Edge cases live at the intersection of multiple conditions. They are the scenarios that nobody thinks of during development because they require a specific, unlikely combination of factors. A user with zero items in their cart who applies a percentage-based discount code. A form submission that arrives after the user's session has expired. A file upload that is exactly at the maximum allowed size.

One effective technique is error guessing, where experienced testers draw on their knowledge of common bug patterns. Null values, empty strings, maximum integers, dates around daylight saving time transitions, concurrent access to the same resource, and Unicode characters in text fields are all fertile ground for bugs. Keep a personal catalog of edge cases you have found in previous projects, because many of them recur across different applications.

7. Automated Test Discovery as a Complement

Manual test case discovery techniques are powerful, but they are also time-consuming and limited by human attention. As your application grows, it becomes increasingly difficult to manually identify every testable scenario across every feature. This is where automated discovery tools can supplement your manual techniques.

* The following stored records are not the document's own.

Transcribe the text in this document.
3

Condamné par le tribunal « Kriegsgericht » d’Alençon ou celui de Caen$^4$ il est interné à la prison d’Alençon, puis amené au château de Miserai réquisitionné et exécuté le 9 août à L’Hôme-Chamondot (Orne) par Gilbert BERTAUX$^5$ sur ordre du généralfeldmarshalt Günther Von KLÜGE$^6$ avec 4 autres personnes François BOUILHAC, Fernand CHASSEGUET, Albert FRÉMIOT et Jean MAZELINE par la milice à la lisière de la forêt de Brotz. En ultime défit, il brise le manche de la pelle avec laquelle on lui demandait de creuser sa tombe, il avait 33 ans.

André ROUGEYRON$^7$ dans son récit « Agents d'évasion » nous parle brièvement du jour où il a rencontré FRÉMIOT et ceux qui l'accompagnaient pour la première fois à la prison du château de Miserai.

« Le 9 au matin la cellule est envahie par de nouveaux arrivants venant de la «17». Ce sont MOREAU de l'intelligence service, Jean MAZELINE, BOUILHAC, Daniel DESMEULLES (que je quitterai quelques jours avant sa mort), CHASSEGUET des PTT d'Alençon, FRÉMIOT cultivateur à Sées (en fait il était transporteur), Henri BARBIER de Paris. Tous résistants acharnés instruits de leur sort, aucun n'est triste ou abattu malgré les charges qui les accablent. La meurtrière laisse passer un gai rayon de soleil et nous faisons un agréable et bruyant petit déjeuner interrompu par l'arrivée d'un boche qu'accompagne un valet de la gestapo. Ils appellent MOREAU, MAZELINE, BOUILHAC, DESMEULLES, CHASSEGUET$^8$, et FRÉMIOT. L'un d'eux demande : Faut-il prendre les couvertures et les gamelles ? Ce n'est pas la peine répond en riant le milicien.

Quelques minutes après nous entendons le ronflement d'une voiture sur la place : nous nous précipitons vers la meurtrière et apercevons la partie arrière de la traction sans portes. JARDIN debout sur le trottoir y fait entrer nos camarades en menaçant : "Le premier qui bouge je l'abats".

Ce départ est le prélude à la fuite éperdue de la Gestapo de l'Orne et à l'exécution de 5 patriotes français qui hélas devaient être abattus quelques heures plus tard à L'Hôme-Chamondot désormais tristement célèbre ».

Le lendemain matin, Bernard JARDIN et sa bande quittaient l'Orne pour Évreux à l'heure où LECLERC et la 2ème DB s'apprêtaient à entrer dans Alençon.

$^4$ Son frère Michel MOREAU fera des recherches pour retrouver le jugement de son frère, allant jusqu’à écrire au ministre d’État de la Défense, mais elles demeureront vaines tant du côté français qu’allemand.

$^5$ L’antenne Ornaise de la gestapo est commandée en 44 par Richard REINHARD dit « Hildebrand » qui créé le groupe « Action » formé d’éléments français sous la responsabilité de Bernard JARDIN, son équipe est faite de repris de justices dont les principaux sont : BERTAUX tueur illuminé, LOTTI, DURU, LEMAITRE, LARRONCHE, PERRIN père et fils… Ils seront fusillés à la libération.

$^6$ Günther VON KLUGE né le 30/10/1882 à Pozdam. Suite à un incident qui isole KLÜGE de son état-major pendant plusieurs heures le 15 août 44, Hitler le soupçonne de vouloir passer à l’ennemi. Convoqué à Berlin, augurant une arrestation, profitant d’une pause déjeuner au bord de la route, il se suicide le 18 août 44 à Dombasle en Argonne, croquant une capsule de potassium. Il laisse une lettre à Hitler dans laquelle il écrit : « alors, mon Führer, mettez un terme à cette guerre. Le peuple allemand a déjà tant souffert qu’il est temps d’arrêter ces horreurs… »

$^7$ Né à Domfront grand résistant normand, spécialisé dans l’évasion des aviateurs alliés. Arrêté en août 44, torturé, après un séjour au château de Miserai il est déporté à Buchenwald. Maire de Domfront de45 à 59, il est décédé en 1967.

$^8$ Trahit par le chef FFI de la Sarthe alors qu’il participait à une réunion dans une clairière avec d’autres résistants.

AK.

Some teams use crawlers that navigate their application and record every user flow they encounter, building a map of testable paths. Others use static analysis tools that examine the codebase to identify untested branches and conditions. AI-powered tools like Assrt take a different approach by automatically discovering test scenarios from your running application: you point it at your app, and it identifies user flows, form interactions, navigation paths, and edge cases that can be turned into Playwright tests. This does not replace the manual techniques described above, but it provides a baseline that catches the scenarios you might have missed.

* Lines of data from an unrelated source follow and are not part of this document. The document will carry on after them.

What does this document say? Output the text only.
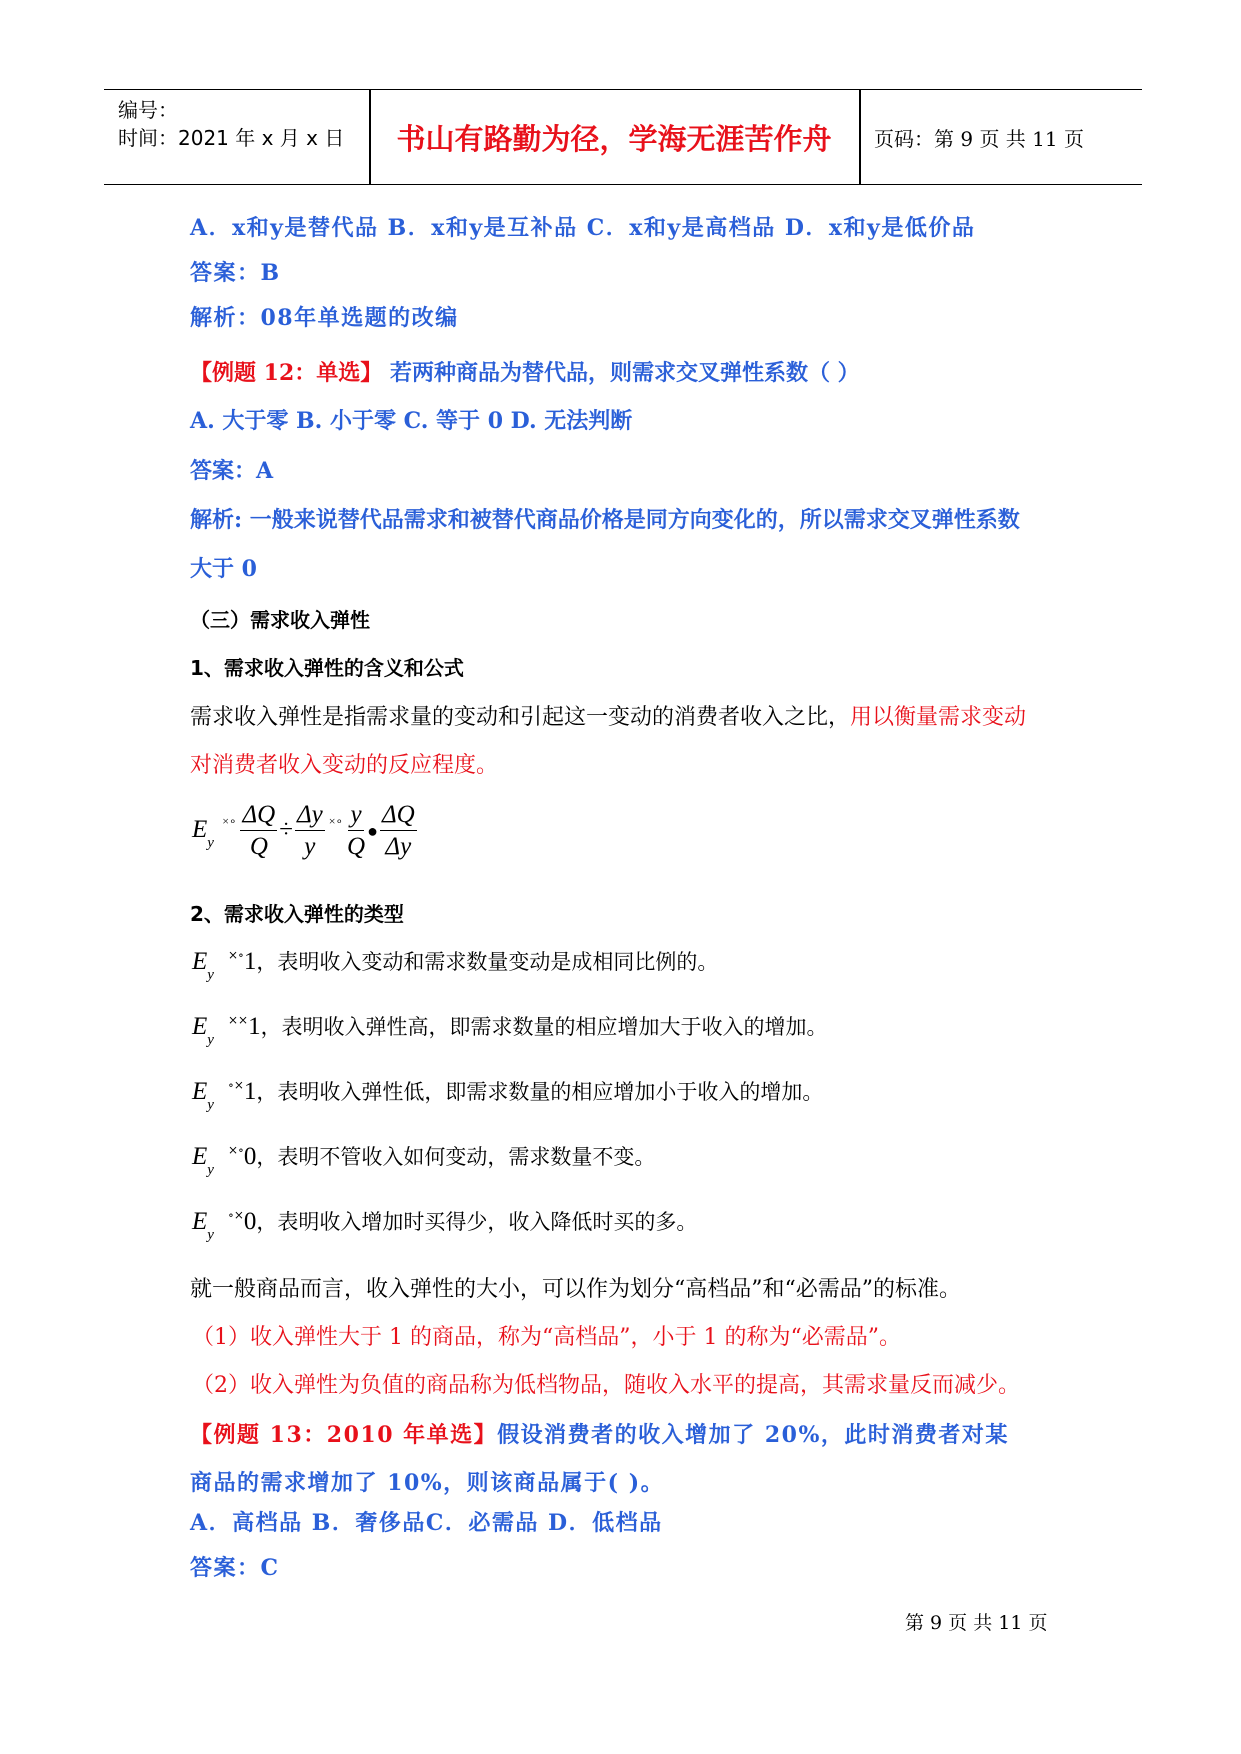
编号：
时间：2021 年 x 月 x 日	书山有路勤为径，学海无涯苦作舟	页码：第 9 页 共 11 页
A．x和y是替代品 B．x和y是互补品 C．x和y是高档品 D．x和y是低价品
答案：B
解析：08年单选题的改编
【例题 12：单选】 若两种商品为替代品，则需求交叉弹性系数（ ）
A. 大于零 B. 小于零 C. 等于 0 D. 无法判断
答案：A
解析: 一般来说替代品需求和被替代商品价格是同方向变化的，所以需求交叉弹性系数
大于 0
（三）需求收入弹性
1、需求收入弹性的含义和公式
需求收入弹性是指需求量的变动和引起这一变动的消费者收入之比，用以衡量需求变动
对消费者收入变动的反应程度。
$E_y$ $^{\times\circ} \frac{\Delta Q}{Q} \div \frac{\Delta y}{y} ^{\times\circ} \frac{y}{Q}$ ● $\frac{\Delta Q}{\Delta y}$
2、需求收入弹性的类型
$E_y^{\times\circ}1$，表明收入变动和需求数量变动是成相同比例的。
$E_y^{\times\times}1$，表明收入弹性高，即需求数量的相应增加大于收入的增加。
$E_y^{\circ\times}1$，表明收入弹性低，即需求数量的相应增加小于收入的增加。
$E_y^{\times\circ}0$，表明不管收入如何变动，需求数量不变。
$E_y^{\circ\times}0$，表明收入增加时买得少，收入降低时买的多。
就一般商品而言，收入弹性的大小，可以作为划分“高档品”和“必需品”的标准。
（1）收入弹性大于 1 的商品，称为“高档品”，小于 1 的称为“必需品”。
（2）收入弹性为负值的商品称为低档物品，随收入水平的提高，其需求量反而减少。
【例题 13：2010 年单选】假设消费者的收入增加了 20%，此时消费者对某
商品的需求增加了 10%，则该商品属于( )。
A．高档品 B．奢侈品C．必需品 D．低档品
答案：C
第 9 页 共 11 页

The best workflow combines both approaches. Use manual techniques (boundary analysis, decision tables, risk-based prioritization) for your highest-risk features where precision matters. Use automated discovery to generate baseline coverage across the rest of your application. Then review the auto-generated scenarios and supplement them with the edge cases and negative tests that only a human tester would think of.

8. Putting It All Together: A Practical Workflow

Here is a step-by-step workflow you can follow when approaching a new feature or sprint. Start by reading the requirements and identifying user goals. For each goal, write down the happy path, alternate paths, and failure paths. Next, identify all inputs and apply equivalence partitioning and boundary analysis to each one. If the feature involves interacting conditions, build a decision table. If it involves states, draw a state transition diagram.

Then perform a risk assessment. Which parts of this feature are most likely to fail? Which would cause the most damage? Allocate your testing time accordingly. Run through your personal edge case catalog and add any relevant negative tests. Finally, consider whether automated discovery tools can fill gaps in areas you did not have time to cover manually.

This workflow will not make test case discovery instant, but it will make it systematic. You will stop wondering "what should I test" and start working through a structured process that consistently produces thorough, well-prioritized test suites. Over time, the techniques become intuitive, and you will find yourself naturally spotting boundary conditions, missing error handlers, and untested state transitions as you read requirements.